8. The method as claimed in claim 7, wherein if said data elements being modified are associated with multiple separate data structures containing data version information, creating a new single data structure in siad list associated with said data elements modified and removing said multiple separate data structures from said list.

9. The method as claimed in claim 7, wherein said initial version state is an initial version number and wherein said initial version number is incremented to obtain said new version state.

10. The method as claimed in claim 7, wherein said list of said structures is a double linked binary tree list.
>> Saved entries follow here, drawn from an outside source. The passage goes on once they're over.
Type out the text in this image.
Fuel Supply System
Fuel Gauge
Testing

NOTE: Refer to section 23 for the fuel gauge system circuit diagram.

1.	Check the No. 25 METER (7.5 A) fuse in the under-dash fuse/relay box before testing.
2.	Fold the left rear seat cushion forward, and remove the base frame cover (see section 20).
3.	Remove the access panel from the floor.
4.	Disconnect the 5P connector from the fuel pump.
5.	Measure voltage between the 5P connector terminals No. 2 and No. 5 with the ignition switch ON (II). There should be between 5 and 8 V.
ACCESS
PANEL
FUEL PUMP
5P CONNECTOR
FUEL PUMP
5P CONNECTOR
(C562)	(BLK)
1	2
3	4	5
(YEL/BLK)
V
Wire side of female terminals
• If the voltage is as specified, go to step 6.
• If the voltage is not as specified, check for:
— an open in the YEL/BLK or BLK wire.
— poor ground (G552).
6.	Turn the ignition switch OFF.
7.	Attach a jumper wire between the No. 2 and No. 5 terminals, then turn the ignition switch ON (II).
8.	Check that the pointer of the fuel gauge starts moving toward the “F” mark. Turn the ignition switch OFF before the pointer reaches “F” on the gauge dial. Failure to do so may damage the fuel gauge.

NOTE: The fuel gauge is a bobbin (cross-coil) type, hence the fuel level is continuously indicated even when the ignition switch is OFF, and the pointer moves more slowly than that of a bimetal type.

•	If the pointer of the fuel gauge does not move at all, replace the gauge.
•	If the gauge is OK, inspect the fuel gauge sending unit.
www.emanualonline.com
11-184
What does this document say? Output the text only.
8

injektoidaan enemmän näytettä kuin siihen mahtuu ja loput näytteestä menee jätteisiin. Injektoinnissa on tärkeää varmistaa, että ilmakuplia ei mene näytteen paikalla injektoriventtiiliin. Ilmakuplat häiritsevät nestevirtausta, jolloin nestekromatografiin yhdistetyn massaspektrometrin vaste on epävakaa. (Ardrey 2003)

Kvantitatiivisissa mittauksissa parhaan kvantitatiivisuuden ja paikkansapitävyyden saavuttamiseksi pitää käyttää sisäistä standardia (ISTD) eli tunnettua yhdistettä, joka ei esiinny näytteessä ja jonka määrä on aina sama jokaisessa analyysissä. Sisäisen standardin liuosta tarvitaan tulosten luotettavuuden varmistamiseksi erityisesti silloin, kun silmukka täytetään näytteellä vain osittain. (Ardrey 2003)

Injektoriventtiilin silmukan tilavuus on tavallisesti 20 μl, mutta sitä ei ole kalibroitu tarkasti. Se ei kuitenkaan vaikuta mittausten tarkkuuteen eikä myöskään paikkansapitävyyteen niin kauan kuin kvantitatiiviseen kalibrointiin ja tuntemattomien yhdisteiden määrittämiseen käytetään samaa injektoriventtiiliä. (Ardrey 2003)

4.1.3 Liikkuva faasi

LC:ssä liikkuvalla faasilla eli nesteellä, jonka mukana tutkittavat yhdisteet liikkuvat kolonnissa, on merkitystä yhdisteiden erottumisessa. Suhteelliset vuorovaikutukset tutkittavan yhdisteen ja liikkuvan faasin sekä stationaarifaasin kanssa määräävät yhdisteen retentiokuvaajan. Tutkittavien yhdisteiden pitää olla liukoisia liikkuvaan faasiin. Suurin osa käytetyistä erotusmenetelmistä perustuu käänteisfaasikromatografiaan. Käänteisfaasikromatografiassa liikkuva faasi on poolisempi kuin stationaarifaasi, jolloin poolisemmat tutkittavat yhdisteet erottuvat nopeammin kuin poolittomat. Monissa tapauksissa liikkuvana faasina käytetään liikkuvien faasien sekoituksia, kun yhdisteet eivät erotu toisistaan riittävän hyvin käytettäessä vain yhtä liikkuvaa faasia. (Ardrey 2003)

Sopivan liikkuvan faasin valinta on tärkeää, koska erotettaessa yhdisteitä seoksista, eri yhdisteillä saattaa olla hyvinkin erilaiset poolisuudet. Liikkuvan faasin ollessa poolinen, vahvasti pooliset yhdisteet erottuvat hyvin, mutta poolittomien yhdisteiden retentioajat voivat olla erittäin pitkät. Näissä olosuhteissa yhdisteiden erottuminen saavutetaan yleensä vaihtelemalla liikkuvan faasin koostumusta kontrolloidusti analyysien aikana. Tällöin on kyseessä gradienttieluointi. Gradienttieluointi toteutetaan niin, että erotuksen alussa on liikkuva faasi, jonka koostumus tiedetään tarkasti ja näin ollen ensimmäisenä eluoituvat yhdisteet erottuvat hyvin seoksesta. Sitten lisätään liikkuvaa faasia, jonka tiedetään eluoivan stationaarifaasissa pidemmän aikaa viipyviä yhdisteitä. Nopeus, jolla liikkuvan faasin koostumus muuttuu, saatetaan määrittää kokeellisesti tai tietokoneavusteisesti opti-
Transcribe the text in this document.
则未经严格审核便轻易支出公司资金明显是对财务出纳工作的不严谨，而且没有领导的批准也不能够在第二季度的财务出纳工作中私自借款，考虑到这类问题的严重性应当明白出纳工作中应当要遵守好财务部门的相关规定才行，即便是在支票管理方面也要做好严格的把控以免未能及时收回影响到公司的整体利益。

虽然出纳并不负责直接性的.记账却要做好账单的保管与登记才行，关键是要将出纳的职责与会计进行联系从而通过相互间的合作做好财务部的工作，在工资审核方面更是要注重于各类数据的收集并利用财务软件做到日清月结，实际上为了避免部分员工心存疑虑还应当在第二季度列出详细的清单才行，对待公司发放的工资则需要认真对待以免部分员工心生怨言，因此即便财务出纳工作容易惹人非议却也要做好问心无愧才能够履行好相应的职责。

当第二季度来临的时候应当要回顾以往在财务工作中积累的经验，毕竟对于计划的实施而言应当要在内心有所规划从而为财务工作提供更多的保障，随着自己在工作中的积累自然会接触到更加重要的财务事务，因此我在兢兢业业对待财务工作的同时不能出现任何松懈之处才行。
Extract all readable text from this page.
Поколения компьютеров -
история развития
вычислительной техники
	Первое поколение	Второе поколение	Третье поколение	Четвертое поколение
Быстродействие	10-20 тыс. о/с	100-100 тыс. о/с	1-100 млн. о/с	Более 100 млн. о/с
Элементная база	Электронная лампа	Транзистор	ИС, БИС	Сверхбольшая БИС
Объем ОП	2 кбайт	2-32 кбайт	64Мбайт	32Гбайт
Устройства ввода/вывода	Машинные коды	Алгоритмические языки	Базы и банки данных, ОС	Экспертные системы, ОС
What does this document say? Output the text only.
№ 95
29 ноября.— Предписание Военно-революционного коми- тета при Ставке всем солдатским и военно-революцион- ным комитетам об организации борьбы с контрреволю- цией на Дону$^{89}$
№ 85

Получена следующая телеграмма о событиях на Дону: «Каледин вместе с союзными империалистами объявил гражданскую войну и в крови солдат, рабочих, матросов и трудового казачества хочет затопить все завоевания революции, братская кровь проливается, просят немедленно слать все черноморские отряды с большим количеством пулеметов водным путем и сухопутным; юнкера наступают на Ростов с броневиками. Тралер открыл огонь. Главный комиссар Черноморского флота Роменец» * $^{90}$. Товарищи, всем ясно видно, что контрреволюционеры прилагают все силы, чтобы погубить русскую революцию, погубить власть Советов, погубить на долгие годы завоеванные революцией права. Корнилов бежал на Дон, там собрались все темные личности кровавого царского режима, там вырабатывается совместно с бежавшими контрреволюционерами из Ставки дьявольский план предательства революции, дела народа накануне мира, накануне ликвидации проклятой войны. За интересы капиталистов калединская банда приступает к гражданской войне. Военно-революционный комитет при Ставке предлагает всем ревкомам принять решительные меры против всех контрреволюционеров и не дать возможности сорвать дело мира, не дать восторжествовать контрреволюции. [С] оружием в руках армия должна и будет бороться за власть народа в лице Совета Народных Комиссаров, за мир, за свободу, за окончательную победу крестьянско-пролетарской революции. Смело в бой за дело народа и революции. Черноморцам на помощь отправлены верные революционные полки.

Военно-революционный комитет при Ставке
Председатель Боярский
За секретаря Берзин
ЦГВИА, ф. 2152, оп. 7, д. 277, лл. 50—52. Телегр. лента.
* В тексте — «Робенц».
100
11. A method for managing data version information associated with data elements on a shared storage medium in a clustered computing environment, said data version information being used for data retrieval by a plurality of computers interconnected in said clustered computing environment, comprising:

creating a list of data structures identifying data elements on said shared storage medium and said data version information;

receiving a request on a data network from at least one of said plurality of computers for writing at least one of said data elements;

following modifications to said at least one of said data elements, giving a new data version to said at least one of said data elements that was modified.

12. The method as claimed in claim 11, wherein if said data elements being modified are associated with multiple separate data structures containing data version information, creating a new single data structure in said list associated with said data elements modified and removing said multiple separate data structures from said list.

13. The method as claimed in claim 11, wherein said initial version state is an initial version number and wherein said initial version number is incremented to obtain said new version state.

14. The method as claimed in claim 11, wherein said list of data structures is a double linked binary tree list.